Je me lève mais je n’ai bousculé personne. De toute façon, ça serait impossible de faire la sieste à deux sur le canapé, forcément, l’un des deux tomberait très vite et alors, il serait bousculé et l’autre serait obligé de se lever et il dirait : je me lève et je te bouscule, tu ne te réveilles pas, comment veux-tu, comment veux-tu ? Oui, enfin, ça, c’est dans l’hypothèse d’un couple où on s’engueule systématiquement avant de faire l’amour. Ce qui n’est pas le propos du jour. Non, le propos du jour, c’est : ah mon Dieu, qu’ai-je fait de ces deux heures qui viennent de passer sans que je ne m’en rende compte. Mais j’en avais besoin, ça, c’est sûr.

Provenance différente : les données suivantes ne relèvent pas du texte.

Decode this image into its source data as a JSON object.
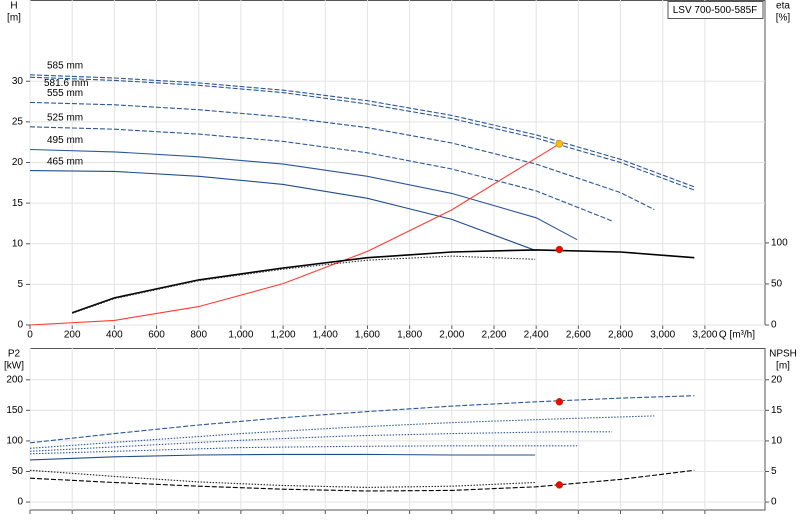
{
  "chart_data": [
    {
      "type": "line",
      "title": "LSV 700-500-585F",
      "ylabel": [
        "H",
        "[m]"
      ],
      "y2label": [
        "eta",
        "[%]"
      ],
      "xlabel": "Q [m³/h]",
      "xlim": [
        0,
        3485
      ],
      "ylim": [
        0,
        40
      ],
      "y2lim": [
        0,
        396
      ],
      "xticks": [
        0,
        200,
        400,
        600,
        800,
        {
          "value": 1000,
          "label": "1,000"
        },
        {
          "value": 1200,
          "label": "1,200"
        },
        {
          "value": 1400,
          "label": "1,400"
        },
        {
          "value": 1600,
          "label": "1,600"
        },
        {
          "value": 1800,
          "label": "1,800"
        },
        {
          "value": 2000,
          "label": "2,000"
        },
        {
          "value": 2200,
          "label": "2,200"
        },
        {
          "value": 2400,
          "label": "2,400"
        },
        {
          "value": 2600,
          "label": "2,600"
        },
        {
          "value": 2800,
          "label": "2,800"
        },
        {
          "value": 3000,
          "label": "3,000"
        },
        {
          "value": 3200,
          "label": "3,200"
        }
      ],
      "yticks": [
        0,
        5,
        10,
        15,
        20,
        25,
        30
      ],
      "y2ticks": [
        0,
        50,
        100
      ],
      "grid": true,
      "series": [
        {
          "name": "585 mm",
          "color": "#2b5797",
          "style": "dashed",
          "x": [
            0,
            400,
            800,
            1200,
            1600,
            2000,
            2400,
            2800,
            3150
          ],
          "values": [
            30.8,
            30.4,
            29.8,
            28.9,
            27.6,
            25.8,
            23.4,
            20.4,
            17.0
          ]
        },
        {
          "name": "581.6 mm",
          "color": "#2b5797",
          "style": "dashed",
          "x": [
            0,
            400,
            800,
            1200,
            1600,
            2000,
            2400,
            2800,
            3150
          ],
          "values": [
            30.5,
            30.1,
            29.5,
            28.6,
            27.2,
            25.4,
            23.0,
            20.0,
            16.6
          ]
        },
        {
          "name": "555 mm",
          "color": "#2b5797",
          "style": "dashed",
          "x": [
            0,
            400,
            800,
            1200,
            1600,
            2000,
            2400,
            2800,
            2960
          ],
          "values": [
            27.4,
            27.1,
            26.5,
            25.6,
            24.3,
            22.4,
            19.8,
            16.3,
            14.2
          ]
        },
        {
          "name": "525 mm",
          "color": "#2b5797",
          "style": "dashed",
          "x": [
            0,
            400,
            800,
            1200,
            1600,
            2000,
            2400,
            2760
          ],
          "values": [
            24.4,
            24.1,
            23.5,
            22.6,
            21.2,
            19.2,
            16.5,
            12.8
          ]
        },
        {
          "name": "495 mm",
          "color": "#2b5797",
          "style": "solid",
          "x": [
            0,
            400,
            800,
            1200,
            1600,
            2000,
            2400,
            2594
          ],
          "values": [
            21.6,
            21.3,
            20.7,
            19.8,
            18.3,
            16.2,
            13.2,
            10.5
          ]
        },
        {
          "name": "465 mm",
          "color": "#1f4e8c",
          "style": "solid",
          "x": [
            0,
            400,
            800,
            1200,
            1600,
            2000,
            2395
          ],
          "values": [
            19.0,
            18.9,
            18.3,
            17.3,
            15.6,
            13.0,
            9.2
          ]
        },
        {
          "color": "#ff3b30",
          "style": "solid",
          "x": [
            0,
            400,
            800,
            1200,
            1600,
            2000,
            2510
          ],
          "values": [
            0,
            0.57,
            2.27,
            5.1,
            9.06,
            14.16,
            22.3
          ]
        },
        {
          "color": "#000000",
          "style": "solid",
          "axis": "y2",
          "x": [
            200,
            400,
            800,
            1200,
            1600,
            2000,
            2400,
            2800,
            3150
          ],
          "values": [
            15,
            33,
            55,
            69.5,
            82,
            89,
            91.5,
            89,
            82
          ]
        },
        {
          "color": "#333333",
          "style": "dotted",
          "axis": "y2",
          "x": [
            200,
            400,
            800,
            1200,
            1600,
            2000,
            2395
          ],
          "values": [
            14,
            32,
            54,
            68,
            79,
            84,
            80
          ]
        }
      ],
      "markers": [
        {
          "x": 2510,
          "value": 22.3,
          "color": "#ffc000",
          "axis": "y"
        },
        {
          "x": 2510,
          "value": 92,
          "color": "#ff0000",
          "axis": "y2"
        }
      ]
    },
    {
      "type": "line",
      "ylabel": [
        "P2",
        "[kW]"
      ],
      "y2label": [
        "NPSH",
        "[m]"
      ],
      "xlim": [
        0,
        3485
      ],
      "ylim": [
        -13,
        252
      ],
      "y2lim": [
        -1.3,
        25.2
      ],
      "xticks": [
        0,
        200,
        400,
        600,
        800,
        1000,
        1200,
        1400,
        1600,
        1800,
        2000,
        2200,
        2400,
        2600,
        2800,
        3000,
        3200
      ],
      "yticks": [
        0,
        50,
        100,
        150,
        200
      ],
      "y2ticks": [
        0,
        5,
        10,
        15,
        20
      ],
      "grid": true,
      "series": [
        {
          "color": "#2b5797",
          "style": "dashed",
          "x": [
            0,
            400,
            800,
            1200,
            1600,
            2000,
            2400,
            2800,
            3150
          ],
          "values": [
            97,
            112,
            126,
            138,
            148,
            157,
            164,
            170,
            174
          ]
        },
        {
          "color": "#2b5797",
          "style": "dotted",
          "x": [
            0,
            500,
            1000,
            1500,
            2000,
            2500,
            2960
          ],
          "values": [
            88,
            100,
            112,
            122,
            130,
            136,
            141
          ]
        },
        {
          "color": "#2b5797",
          "style": "dotted",
          "x": [
            0,
            500,
            1000,
            1500,
            2000,
            2500,
            2760
          ],
          "values": [
            83,
            92,
            101,
            108,
            112,
            115,
            115
          ]
        },
        {
          "color": "#2b5797",
          "style": "dotted",
          "x": [
            0,
            500,
            1000,
            1500,
            2000,
            2594
          ],
          "values": [
            79,
            84,
            89,
            91,
            92,
            92
          ]
        },
        {
          "color": "#1f4e8c",
          "style": "solid",
          "x": [
            0,
            400,
            800,
            1200,
            1600,
            2000,
            2395
          ],
          "values": [
            69,
            74,
            77,
            78,
            78,
            77,
            77
          ]
        },
        {
          "color": "#000000",
          "style": "dashed",
          "axis": "y2",
          "x": [
            0,
            400,
            800,
            1200,
            1600,
            2000,
            2400,
            2800,
            3150
          ],
          "values": [
            3.9,
            3.2,
            2.6,
            2.1,
            1.8,
            1.9,
            2.5,
            3.7,
            5.2
          ]
        },
        {
          "color": "#222222",
          "style": "dotted",
          "axis": "y2",
          "x": [
            0,
            400,
            800,
            1200,
            1600,
            2000,
            2395
          ],
          "values": [
            5.2,
            4.2,
            3.3,
            2.7,
            2.4,
            2.6,
            3.2
          ]
        }
      ],
      "markers": [
        {
          "x": 2510,
          "value": 164,
          "color": "#ff0000",
          "axis": "y"
        },
        {
          "x": 2510,
          "value": 2.8,
          "color": "#ff0000",
          "axis": "y2"
        }
      ]
    }
  ]
}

Je me lève et je me suis bousculé pour ne pas rester un peu plus longtemps dans cette position qui m’allait si bien au teint : l’horizontale. Pour préserver mon capital jeunesse. Non, pour ça, c’est bel et bien foutu. Définitivement. Pour récupérer un peu de ces heures de sommeil perdues. Non, parce que le temps perdu ne se rattrape guère et tout ce temps perdu ne se rattrape plus. Aujourd’hui, je pourrais faire concurrence à Marcel Proust en tentant d’écrire « à la recherche du temps perdu, celui de mes nuits, de mon repos disparus. Comme Albertine. Mais encore une fois, là n’est pas le propos du jour. Là, il faut que je me bouscule, maintenant. Justement. Et que j'avance dans ma journée.